Thomas v. Builders Transp., Inc., 28 Va. Cir. 93, 95 (Amherst Apr. 3, 1992) also is on point with the Burrell patient fallvictim’s position: “the fact that Dr. Rodman [a ‘family physician’ treating some patients with heart ailments,] is not a ‘cardiologist’ or cardiothoracic surgeon does not prevent him from giving an expert opinion on this issue [whether the vehicle collision caused the heart attack]. The fact that Dr. Redman may not be a member of one of these specialties only goes to the weight which the trier of fact may place on his testimony.” Id. (emphasis added).
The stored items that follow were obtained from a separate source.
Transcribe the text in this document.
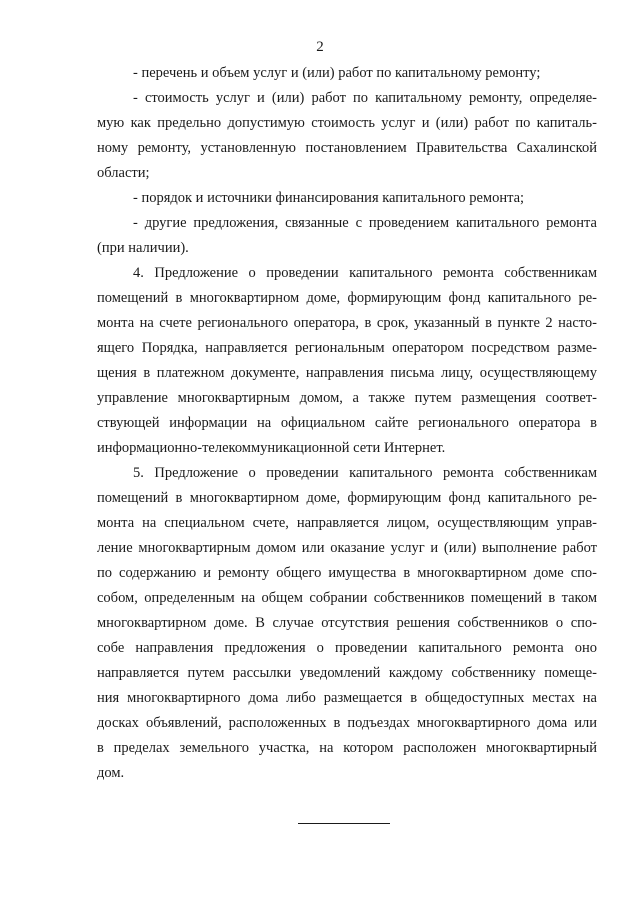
2
- перечень и объем услуг и (или) работ по капитальному ремонту;
- стоимость услуг и (или) работ по капитальному ремонту, определяе-
мую как предельно допустимую стоимость услуг и (или) работ по капиталь-
ному ремонту, установленную постановлением Правительства Сахалинской
области;
- порядок и источники финансирования капитального ремонта;
- другие предложения, связанные с проведением капитального ремонта
(при наличии).
4. Предложение о проведении капитального ремонта собственникам
помещений в многоквартирном доме, формирующим фонд капитального ре-
монта на счете регионального оператора, в срок, указанный в пункте 2 насто-
ящего Порядка, направляется региональным оператором посредством разме-
щения в платежном документе, направления письма лицу, осуществляющему
управление многоквартирным домом, а также путем размещения соответ-
ствующей информации на официальном сайте регионального оператора в
информационно-телекоммуникационной сети Интернет.
5. Предложение о проведении капитального ремонта собственникам
помещений в многоквартирном доме, формирующим фонд капитального ре-
монта на специальном счете, направляется лицом, осуществляющим управ-
ление многоквартирным домом или оказание услуг и (или) выполнение работ
по содержанию и ремонту общего имущества в многоквартирном доме спо-
собом, определенным на общем собрании собственников помещений в таком
многоквартирном доме. В случае отсутствия решения собственников о спо-
собе направления предложения о проведении капитального ремонта оно
направляется путем рассылки уведомлений каждому собственнику помеще-
ния многоквартирного дома либо размещается в общедоступных местах на
досках объявлений, расположенных в подъездах многоквартирного дома или
в пределах земельного участка, на котором расположен многоквартирный
дом.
Hollingsworth v. Norfolk So. Ry. Co., 279 Va. 360, 364 (2010) holds “a medical doctor is qualified to give expert testimony about the cause of human physical injury.” Supporting Plaintiff’s medical malpractice experts’ opinions in Burrell, the Virginia Supreme Court has “never required positive proof by scientific testing to establish a factual basis for medical diagnosis and opinion.” Bussey v. E.S.C. Restaurants, Inc., 270 Va.531, 537-538 (2005) (emphasis added)(“lay testimony is admissible to prove proximate causation” and “the lay testimony coupled with the doctor’s diagnosis was sufficient to support the jury verdict”).
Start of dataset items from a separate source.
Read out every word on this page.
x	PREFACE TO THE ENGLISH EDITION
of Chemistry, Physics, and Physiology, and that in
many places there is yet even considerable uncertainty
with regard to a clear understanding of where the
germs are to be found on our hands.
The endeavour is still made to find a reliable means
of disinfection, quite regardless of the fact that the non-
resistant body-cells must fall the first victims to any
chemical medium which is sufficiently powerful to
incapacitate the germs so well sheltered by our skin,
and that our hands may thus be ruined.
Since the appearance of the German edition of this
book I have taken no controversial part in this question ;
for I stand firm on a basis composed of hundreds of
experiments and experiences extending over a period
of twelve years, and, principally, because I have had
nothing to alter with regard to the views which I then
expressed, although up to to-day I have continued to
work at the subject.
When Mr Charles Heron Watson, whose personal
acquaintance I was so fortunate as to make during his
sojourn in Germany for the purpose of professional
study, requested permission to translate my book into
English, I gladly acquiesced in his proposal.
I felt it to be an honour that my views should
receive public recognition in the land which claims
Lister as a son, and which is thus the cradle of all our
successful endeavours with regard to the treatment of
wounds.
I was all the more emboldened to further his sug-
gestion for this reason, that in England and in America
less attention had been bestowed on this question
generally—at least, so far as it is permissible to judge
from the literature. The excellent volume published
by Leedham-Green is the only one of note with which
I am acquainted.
Unlike the Tazewell expert who was not “familiar generally” with the banking industry or the would-be CNH expert who was not experienced with the product or its industry, Plaintiff’s treating orthopaedic surgeon in the Burrell patient fall lawsuit is very familiar and experienced with Plaintiff and her procedures/conditions at the pertinent time. Indeed, as her admitting physician, her attending physician, her orthopedic surgeon, and her prior orthopedic surgeon (for the identical procedure on the other hip in 2000), he clearly was the medical doctor most familiar, experienced and involved with Plaintiff, her procedures/conditions and various interactions during February 14-22, 2006.